Tips for remote development

Keywords: #ros2 #emacs #tramp #ssh

I’ve been developing on robots with Emacs for a few years now, and I thought it may be beneficial for me to do a write-up of some of the tricks I’ve learned. The usefulness of the following won’t be limited to robotics, nor only to those who use Emacs, as I’m sure the frustrations of developing on a remote machine, inside a container are transcendent. Given that I have wound up revisiting the ROS and GDB page a good number of times to jog my memory, I suspect that this topic will be as useful. The sections are ordered on a roughly chronological order of operations that I tend to follow when setting up a remote machine.

Give the machine a hostname

It’s the first entry in this list for a reason, and is always one of the first things I do. If you can avoid it, don’t waste your time with an $ nmap -sn 192.168.1.* every time your router assigns a new IP. Just configure the robot to have a hostname, and never worry about whether it’s IP has changed again. On Ubuntu, this can be done by:

$ hostnamectl set-hostname new-hostname

Now, when you need to address the machine, you can use the hostname appended with *.local instead of the IP:

$ ssh new-hostname.local

and it will connect to your remote machine. From here on, examples will use the remote name that I use for KIWI, instead of the usual ipv4 address you may be used to.

Give the machine your keys

This one is for all of you who still type a password every time you attempt to work on your robot. There is a command to copy over your public ssh key, and have it authenticate using your key as opposed to a password. Your editor will also use this key when connecting to a remote machine, which will dramatically reduce the setup time to development each time you power on the robot.

$ ssh-copy-id kiwi.local

Create a compilation script

Between us, I believe colcon is objectively a more powerful and robust build system, however a lot of accessibility general pleasantness was not carried over from catkin. Some examples are Colour output, and not doing any checks for whether it’s about to make a workspace inside of a workspace. This caught me a couple of times when I was trying out ROS2 with QUAIL, and led me to very quickly getting into the habit of creating a compile script for all of my projects. They’re almost always located in the *_ws folder, and have a form similar to:

#!/bin/bash

cd ~/kiwi_ws
if [ $# -eq 0 ]
then
      colcon build --symlink-install --cmake-args -DCMAKE_BUILD_TYPE=RelWithDebInfo -DCMAKE_EXPORT_COMPILE_COMMANDS=ON --no-warn-unused-cli  
else
      colcon build --packages-select $* --symlink-install --cmake-args -DCMAKE_BUILD_TYPE=RelWithDebInfo -DCMAKE_EXPORT_COMPILE_COMMANDS=ON --no-warn-unused-cli
fi

You can call this from anywhere, defaults to compiling with debug flags, and supports wildcard package selection. Not to mention exporting compile commands allowing your C++ LSP to work with your workspace. To compile a set of packages, instead of the whole workspace, append with the desired packages, for example: ./compile.sh pkg1 pkg2.

Give Emacs a function to streamline connecting to your machine

If you’re using god’s editor, place the following in your config.el, run with M-x tramp_kiwi. It will open a buffer to your remote machine. You’ll need to modify the file it opens.

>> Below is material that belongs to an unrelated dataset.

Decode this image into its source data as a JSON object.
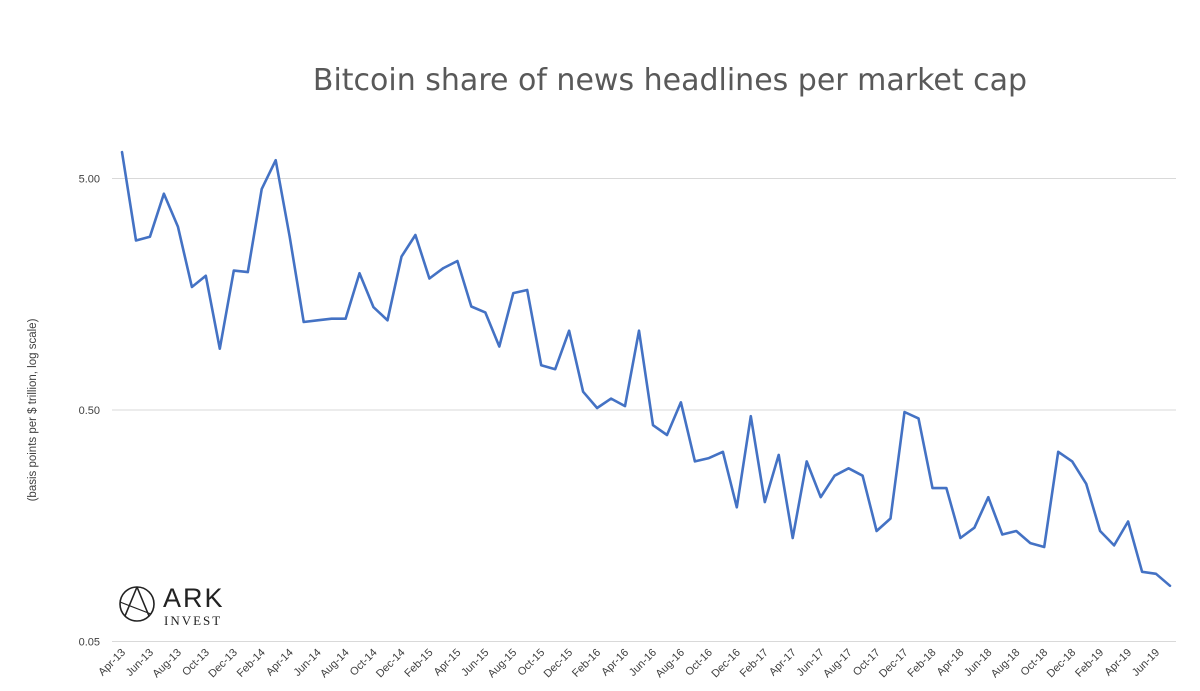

(defun tramp_kiwi() "Open a session to KIWI"
       (interactive) (let ((ip-address "kiwi.local")) 
        (find-file (concat "/ssh:" ip-address ":~/kiwi_ws/README.md"))))

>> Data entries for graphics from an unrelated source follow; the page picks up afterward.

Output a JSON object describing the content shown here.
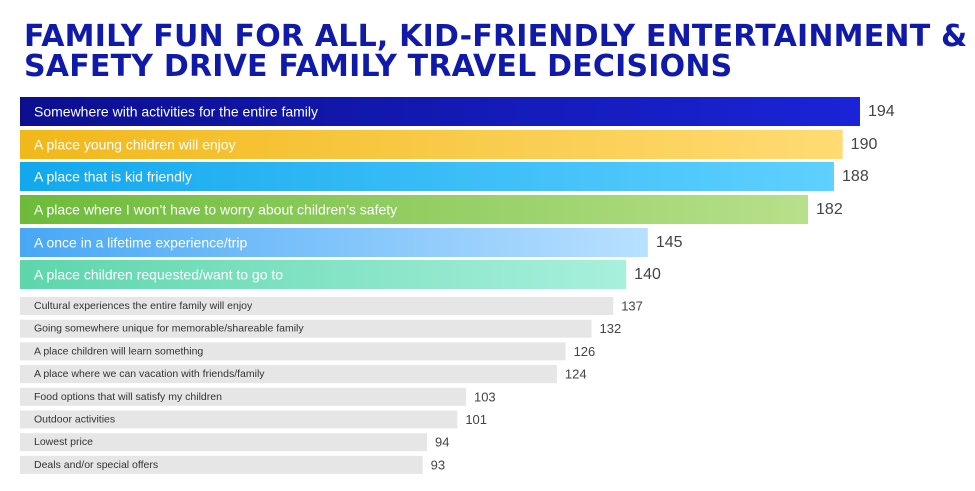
{
  "title_lines": [
    "FAMILY FUN FOR ALL, KID-FRIENDLY ENTERTAINMENT &",
    "SAFETY DRIVE FAMILY TRAVEL DECISIONS"
  ],
  "chart_data": {
    "type": "bar",
    "orientation": "horizontal",
    "title": "FAMILY FUN FOR ALL, KID-FRIENDLY ENTERTAINMENT & SAFETY DRIVE FAMILY TRAVEL DECISIONS",
    "xlabel": "",
    "ylabel": "",
    "xlim": [
      0,
      194
    ],
    "grid": false,
    "legend": "none",
    "categories": [
      "Somewhere with activities for the entire family",
      "A place young children will enjoy",
      "A place that is kid friendly",
      "A place where I won’t have to worry about children’s safety",
      "A once in a lifetime experience/trip",
      "A place children requested/want to go to",
      "Cultural experiences the entire family will enjoy",
      "Going somewhere unique for memorable/shareable family",
      "A place children will learn something",
      "A place where we can vacation with friends/family",
      "Food options that will satisfy my children",
      "Outdoor activities",
      "Lowest price",
      "Deals and/or special offers"
    ],
    "values": [
      194,
      190,
      188,
      182,
      145,
      140,
      137,
      132,
      126,
      124,
      103,
      101,
      94,
      93
    ],
    "highlight_colors": [
      [
        "#0b0f8f",
        "#1a24d6"
      ],
      [
        "#f2b81a",
        "#ffdb73"
      ],
      [
        "#12a8ee",
        "#5fd0ff"
      ],
      [
        "#6dbb3a",
        "#b7e08a"
      ],
      [
        "#47a8f5",
        "#b9e0ff"
      ],
      [
        "#5dd6ac",
        "#a8f0dc"
      ]
    ],
    "other_bar_color": "#e6e6e6",
    "label_color_highlight": "#ffffff",
    "label_color_other": "#333333",
    "value_color": "#444444"
  }
}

Some people may try something fancy, such as opening a find-file buffer on connect, but I like to keep it simple

Develop inside of your container

If you’re working in a containerised environment (As you should be!), Tramp works well inside of a remote container:

(defun tramp_kiwi_docker() "Open a session to the kiwi remote docker container"
       (interactive) (let ((ip-address "kiwi.local") 
        (docker-container-id "kiwi_docker") 
        (file-path "~/kiwi_ws/README.md")) 
        (find-file (concat "/ssh:" ip-address "|docker:" docker-container-id ":" file-path))))

With a bit of effort, LSP servers such as clangd/pyls can run in the container if you have them installed. Obviously this won’t work if the container isn’t currently running, it would be interesting to extend this function to run the container if it is currently halted.

Fin

I’ve been meaning to give ros.el a try. I’d like to make a part 2 post of this style covering more of the Emacs side of things, if it ends up getting integrated with my workflow.